Office: Rome Hall 750, 801 22nd Street, N.W.
Phone: (202) 994-6180
E-mail: acyhuang@gwu.edu
Web: http://www.gwu.edu/~acyhuang/
Ph.D., Comparative Literature; Ph.D., Interdisciplinary Studies in Humanities, Stanford University
Film and performance criticism, Shakespeare, globalization, translation studies, modern China and Taiwan, Chinese and Sinophone literature and drama, literary theory, diaspora studies, digital humanities
Alexander Huang teaches and writes extensively about cultural globalization. At GW he is also affiliated with the Sigur Center for Asian Studies. His book Chinese Shakespeares: Two Centuries of Cultural Exchange (Columbia University Press), a study of the interactions between ideas of "Shakespeare" and "China" in fiction, film, and theatre in an age of globalization. The book received the Modern Language Association's (MLA) Aldo and Jeanne Scaglione Prize, the Colleagues' Choice Award of the International Convention for Asian Scholars (ICAS), and an honorable mention of New York University's Joe A. Callaway Prize for the Best Book on Drama or Theatre.

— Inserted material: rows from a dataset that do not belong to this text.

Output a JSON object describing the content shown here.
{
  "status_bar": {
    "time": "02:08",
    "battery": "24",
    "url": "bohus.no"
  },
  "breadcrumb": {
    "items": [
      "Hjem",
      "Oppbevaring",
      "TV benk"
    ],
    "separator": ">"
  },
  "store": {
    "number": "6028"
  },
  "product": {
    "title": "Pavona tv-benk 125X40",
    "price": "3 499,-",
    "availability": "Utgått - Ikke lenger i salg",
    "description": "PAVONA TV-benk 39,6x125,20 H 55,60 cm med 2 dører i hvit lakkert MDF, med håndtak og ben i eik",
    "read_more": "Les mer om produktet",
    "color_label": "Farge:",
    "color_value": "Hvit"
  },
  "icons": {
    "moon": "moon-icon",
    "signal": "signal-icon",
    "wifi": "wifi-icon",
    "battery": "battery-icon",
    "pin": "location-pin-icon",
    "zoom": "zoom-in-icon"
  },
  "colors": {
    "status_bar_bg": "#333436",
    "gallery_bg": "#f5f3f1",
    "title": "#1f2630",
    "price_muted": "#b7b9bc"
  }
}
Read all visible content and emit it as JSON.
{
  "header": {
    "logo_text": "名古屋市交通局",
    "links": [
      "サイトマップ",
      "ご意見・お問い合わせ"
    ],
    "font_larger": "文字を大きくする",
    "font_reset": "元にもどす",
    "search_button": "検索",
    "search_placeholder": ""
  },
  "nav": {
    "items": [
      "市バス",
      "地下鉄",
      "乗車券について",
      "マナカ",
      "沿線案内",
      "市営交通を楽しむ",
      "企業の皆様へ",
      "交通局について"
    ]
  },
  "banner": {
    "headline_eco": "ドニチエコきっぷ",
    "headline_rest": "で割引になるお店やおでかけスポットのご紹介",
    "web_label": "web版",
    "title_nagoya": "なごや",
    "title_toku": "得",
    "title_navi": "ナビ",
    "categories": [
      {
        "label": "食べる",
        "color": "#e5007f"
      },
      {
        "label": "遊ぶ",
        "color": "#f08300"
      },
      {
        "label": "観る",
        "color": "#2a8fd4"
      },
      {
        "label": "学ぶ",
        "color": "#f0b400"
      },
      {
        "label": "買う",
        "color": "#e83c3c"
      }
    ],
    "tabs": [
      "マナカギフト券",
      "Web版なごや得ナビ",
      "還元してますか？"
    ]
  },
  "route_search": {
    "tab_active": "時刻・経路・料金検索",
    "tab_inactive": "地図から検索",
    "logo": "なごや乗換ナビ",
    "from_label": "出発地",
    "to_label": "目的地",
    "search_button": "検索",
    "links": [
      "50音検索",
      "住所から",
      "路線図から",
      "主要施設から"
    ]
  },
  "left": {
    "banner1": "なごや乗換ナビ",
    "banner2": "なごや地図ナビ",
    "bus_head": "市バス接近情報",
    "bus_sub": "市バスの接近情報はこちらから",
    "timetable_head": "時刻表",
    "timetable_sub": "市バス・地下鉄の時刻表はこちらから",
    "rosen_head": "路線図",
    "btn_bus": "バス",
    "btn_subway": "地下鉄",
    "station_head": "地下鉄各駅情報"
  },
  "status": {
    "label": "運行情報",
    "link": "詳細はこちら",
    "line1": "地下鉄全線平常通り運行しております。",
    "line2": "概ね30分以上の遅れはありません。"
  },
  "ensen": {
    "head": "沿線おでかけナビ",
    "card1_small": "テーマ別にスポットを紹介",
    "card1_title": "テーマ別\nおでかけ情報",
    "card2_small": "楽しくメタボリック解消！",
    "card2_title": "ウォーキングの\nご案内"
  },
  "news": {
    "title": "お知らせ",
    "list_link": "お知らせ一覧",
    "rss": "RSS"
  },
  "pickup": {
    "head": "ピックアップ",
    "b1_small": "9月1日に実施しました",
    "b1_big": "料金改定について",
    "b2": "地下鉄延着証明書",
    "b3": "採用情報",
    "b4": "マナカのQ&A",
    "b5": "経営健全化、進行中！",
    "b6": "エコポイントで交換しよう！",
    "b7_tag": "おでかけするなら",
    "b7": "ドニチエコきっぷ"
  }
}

Part of his work focuses on racial and national histories that connect imaginative writing to performances on stage and on screen, which led to the publications of Shakespeare in Hollywood, Asia and Cyberspace (Purdue University Press; co-edited) and Class, Boundary and Social Discourse in the Renaissance (co-edited). He has also contributed to MLQ: Modern Language Quarterly, Shakespeare Survey, Shakespeare Bulletin, Theatre Journal, Shakespeare, China Review International, Comparative Literature Studies, Archiv für das Studium der neueren Sprachen und Literaturen, World Literature Today, and Asian Theatre Journal, among other peer-reviewed journals and books.
He has served the Asian studies community in his roles as the Vice President of the Association for Asian Performance (AAP), Vice President and President of the Mid-Atlantic Region Association for Asian Studies (MAR/AAS), and book review editor of Chinese Literature Today.
His research has been supported by several institutions and grant agencies, including the National Endowment for the Humanities, American Council of Learned Societies, Chiang Ching-kuo Foundation, China Times Cultural Foundation, International Shakespeare Association, Folger Institute, Penn State's Institute for the Arts and Humanities, Stanford University, and others. Further projects underway include a book on literary humor and a book on ethics and intercultural performance. He has appeared on BBC Radio, BBC TV, and other television and radio programs to discuss cultural globalization.